Desmoid tumors arise from connective tissue - the cells involved with the formation of muscle, fibrous and nerve tissue. Desmoid tumors, also called aggressive fibromatoses , are locally aggressive. This means that they can grow into and even destroy adjacent normal tissues, even bones. They do not, however, have the capacity to spread distantly (metastasize) throughout the body. Hence, most doctors consider desmoid tumors to be benign and not malignant. But regardless of the name, tumor-related destruction of vital structures and/or organs can be fatal.

Desmoid Tumors Updates

Activity of sorafenib against desmoid tumor/deep fibromatosis (DT/DF).


For the National Comprehensive Cancer Network (NCCN) guidelines on systemic therapy agents and regimens with activity in soft tissue sarcoma visit nccn.org and follow the instructions on registering


Epidemiology (incidence rates) of Desmoid Tumors Register Now

Desmoid tumors are uncommon. The estimated incidence in the general population is 2-4 per million people per year. In the United States, this would represent approximately 900 new tumors annually. The numbers are likely to be far greater because of the lack of recognition of the type of tumor by pathologists and the various terminologies used to describe it . Because of inconsistent and inaccurate reporting procedures, accurate statistics about the number of desmoid tumor cases have not been kept.

Individuals between the ages of 15 and 60 are most often affected. Desmoids are rare in the young and in the elderly. They are slightly more common in women than in men, and there is no significant racial or ethnic distribution.

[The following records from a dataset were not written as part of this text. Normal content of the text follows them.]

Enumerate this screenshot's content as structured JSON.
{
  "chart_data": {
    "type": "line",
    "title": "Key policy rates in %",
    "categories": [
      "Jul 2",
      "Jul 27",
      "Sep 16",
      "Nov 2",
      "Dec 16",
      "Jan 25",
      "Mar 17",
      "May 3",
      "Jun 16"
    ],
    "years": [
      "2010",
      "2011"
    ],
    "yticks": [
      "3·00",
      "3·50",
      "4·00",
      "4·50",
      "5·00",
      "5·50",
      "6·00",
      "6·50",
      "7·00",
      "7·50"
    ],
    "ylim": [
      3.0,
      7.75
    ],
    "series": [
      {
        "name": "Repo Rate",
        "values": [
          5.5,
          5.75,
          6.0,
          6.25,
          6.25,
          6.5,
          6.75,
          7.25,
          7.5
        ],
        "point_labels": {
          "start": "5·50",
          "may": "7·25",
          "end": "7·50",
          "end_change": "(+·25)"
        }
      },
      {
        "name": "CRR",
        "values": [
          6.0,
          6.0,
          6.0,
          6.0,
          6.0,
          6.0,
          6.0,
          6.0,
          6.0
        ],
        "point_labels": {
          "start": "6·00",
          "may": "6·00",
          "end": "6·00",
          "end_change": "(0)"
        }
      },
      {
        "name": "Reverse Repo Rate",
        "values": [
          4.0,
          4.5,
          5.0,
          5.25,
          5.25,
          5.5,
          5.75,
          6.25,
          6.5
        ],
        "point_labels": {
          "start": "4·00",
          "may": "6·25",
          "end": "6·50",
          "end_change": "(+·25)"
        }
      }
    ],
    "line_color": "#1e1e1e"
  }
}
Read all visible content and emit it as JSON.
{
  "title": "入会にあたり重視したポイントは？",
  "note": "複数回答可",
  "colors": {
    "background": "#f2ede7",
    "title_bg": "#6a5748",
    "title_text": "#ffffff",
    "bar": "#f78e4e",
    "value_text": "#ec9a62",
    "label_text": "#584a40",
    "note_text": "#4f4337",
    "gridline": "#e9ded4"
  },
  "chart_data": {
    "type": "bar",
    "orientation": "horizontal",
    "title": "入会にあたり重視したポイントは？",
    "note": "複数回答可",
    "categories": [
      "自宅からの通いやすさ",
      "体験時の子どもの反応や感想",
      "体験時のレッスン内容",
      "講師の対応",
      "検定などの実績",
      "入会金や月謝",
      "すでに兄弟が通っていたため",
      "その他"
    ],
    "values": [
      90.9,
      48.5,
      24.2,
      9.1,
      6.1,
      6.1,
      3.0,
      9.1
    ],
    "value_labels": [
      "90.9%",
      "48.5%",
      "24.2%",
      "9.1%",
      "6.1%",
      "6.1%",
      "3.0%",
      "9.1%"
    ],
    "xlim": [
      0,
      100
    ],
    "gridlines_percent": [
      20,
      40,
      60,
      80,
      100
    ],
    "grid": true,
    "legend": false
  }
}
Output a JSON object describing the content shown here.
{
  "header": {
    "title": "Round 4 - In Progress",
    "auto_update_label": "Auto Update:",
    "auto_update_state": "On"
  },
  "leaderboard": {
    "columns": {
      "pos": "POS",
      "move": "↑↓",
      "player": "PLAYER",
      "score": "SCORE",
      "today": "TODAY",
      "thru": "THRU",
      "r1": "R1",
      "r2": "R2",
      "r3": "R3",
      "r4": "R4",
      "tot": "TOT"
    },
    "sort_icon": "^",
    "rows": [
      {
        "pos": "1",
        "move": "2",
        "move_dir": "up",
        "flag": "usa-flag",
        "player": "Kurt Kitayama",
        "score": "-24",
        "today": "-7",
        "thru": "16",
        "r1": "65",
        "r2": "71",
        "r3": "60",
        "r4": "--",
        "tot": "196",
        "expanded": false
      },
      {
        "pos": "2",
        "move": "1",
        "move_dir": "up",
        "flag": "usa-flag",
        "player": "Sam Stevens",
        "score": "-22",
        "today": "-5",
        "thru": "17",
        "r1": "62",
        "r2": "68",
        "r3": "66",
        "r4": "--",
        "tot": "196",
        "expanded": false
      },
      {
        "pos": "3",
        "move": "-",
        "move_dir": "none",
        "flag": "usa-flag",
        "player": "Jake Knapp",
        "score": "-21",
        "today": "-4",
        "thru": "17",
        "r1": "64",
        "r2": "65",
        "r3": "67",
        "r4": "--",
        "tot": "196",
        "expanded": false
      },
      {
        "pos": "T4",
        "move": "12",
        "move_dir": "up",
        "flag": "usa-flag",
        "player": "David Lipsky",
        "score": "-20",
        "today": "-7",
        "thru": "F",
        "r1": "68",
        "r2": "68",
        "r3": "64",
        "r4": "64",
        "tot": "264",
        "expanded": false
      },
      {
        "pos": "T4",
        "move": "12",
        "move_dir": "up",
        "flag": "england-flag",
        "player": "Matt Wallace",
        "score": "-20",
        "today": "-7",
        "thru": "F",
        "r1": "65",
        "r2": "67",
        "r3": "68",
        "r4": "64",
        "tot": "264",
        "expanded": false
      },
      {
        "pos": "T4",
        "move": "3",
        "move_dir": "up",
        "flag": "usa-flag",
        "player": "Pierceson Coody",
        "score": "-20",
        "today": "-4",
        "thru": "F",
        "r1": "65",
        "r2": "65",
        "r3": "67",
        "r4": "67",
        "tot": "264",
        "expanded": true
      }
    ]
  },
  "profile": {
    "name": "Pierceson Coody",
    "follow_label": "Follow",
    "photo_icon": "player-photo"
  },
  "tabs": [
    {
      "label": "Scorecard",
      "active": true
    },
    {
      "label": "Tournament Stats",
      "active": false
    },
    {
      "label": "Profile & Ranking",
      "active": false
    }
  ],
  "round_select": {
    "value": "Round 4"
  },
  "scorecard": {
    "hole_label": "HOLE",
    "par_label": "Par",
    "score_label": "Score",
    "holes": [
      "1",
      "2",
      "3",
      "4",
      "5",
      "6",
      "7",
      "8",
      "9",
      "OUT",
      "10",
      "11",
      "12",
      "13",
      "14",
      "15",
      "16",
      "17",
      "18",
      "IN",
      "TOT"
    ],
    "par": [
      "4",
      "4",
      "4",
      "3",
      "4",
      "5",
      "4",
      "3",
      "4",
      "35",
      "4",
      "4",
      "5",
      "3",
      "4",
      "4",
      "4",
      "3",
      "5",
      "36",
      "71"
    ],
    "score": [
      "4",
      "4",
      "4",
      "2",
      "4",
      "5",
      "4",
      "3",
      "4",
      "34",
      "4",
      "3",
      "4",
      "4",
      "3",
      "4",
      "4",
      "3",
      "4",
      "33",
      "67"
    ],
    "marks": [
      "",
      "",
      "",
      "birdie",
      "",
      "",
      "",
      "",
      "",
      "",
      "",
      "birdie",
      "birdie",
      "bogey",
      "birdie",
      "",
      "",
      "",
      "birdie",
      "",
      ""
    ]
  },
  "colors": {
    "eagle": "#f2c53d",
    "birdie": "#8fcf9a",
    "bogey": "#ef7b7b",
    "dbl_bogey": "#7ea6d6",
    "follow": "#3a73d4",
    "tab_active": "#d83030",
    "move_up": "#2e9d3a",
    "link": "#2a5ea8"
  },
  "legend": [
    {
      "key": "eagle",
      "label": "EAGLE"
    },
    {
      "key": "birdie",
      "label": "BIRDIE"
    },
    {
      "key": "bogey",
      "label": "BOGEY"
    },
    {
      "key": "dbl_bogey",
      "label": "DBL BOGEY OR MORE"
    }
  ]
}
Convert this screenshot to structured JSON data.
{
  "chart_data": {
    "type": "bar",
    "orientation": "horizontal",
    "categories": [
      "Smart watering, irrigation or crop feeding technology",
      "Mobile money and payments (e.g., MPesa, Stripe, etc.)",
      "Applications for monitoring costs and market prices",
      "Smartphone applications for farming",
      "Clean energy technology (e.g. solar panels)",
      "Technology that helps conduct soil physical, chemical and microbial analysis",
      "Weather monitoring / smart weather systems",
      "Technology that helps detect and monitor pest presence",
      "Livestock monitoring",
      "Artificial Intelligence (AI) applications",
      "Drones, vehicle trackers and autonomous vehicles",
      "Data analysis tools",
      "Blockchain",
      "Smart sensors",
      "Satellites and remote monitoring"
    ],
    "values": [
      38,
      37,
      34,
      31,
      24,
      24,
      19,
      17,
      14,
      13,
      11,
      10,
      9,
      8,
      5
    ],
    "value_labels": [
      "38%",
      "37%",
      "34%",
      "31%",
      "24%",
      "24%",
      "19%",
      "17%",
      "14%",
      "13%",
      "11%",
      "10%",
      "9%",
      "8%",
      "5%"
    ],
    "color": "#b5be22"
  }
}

Desmoid tumors may occur sporadically, or in association with familial adenomatous polyposis (FAP) (a genetic abnormality). The combination of familial polyposis and desmoid tumors, along with other non-intestinal manifestations, has been referred to as Gardner’s syndrome. The term Gardner’s syndrome is not used as frequently as in the past, because it is now recognized that patients with familial polyposis with or without desmoid tumors may have the same genetic abnormality – thus, there is not a separate “syndrome” just for people with polyposis and desmoids.

Etiology (causes) of Desmoid Tumors

The cause of most desmoid tumors is unknown. The linkage between desmoid tumors and familial polyposis has given us some major clues about the genetic basis of at least some desmoids. The estimated risk of developing a desmoid tumor in patients with FAP is between 4 and 20 percent. Familial polyposis is caused by a mutation in the APC gene. People with this mutated gene develop intestinal polyps that frequently turn into cancers, as well as desmoid tumors and other non-intestinal manifestations. Different mutations in the APC gene have been discovered. Some mutations seem to be less severe, with fewer intestinal polyps, while others are associated with thousands of polyps at a very young age as well as desmoid tumors and other manifestations.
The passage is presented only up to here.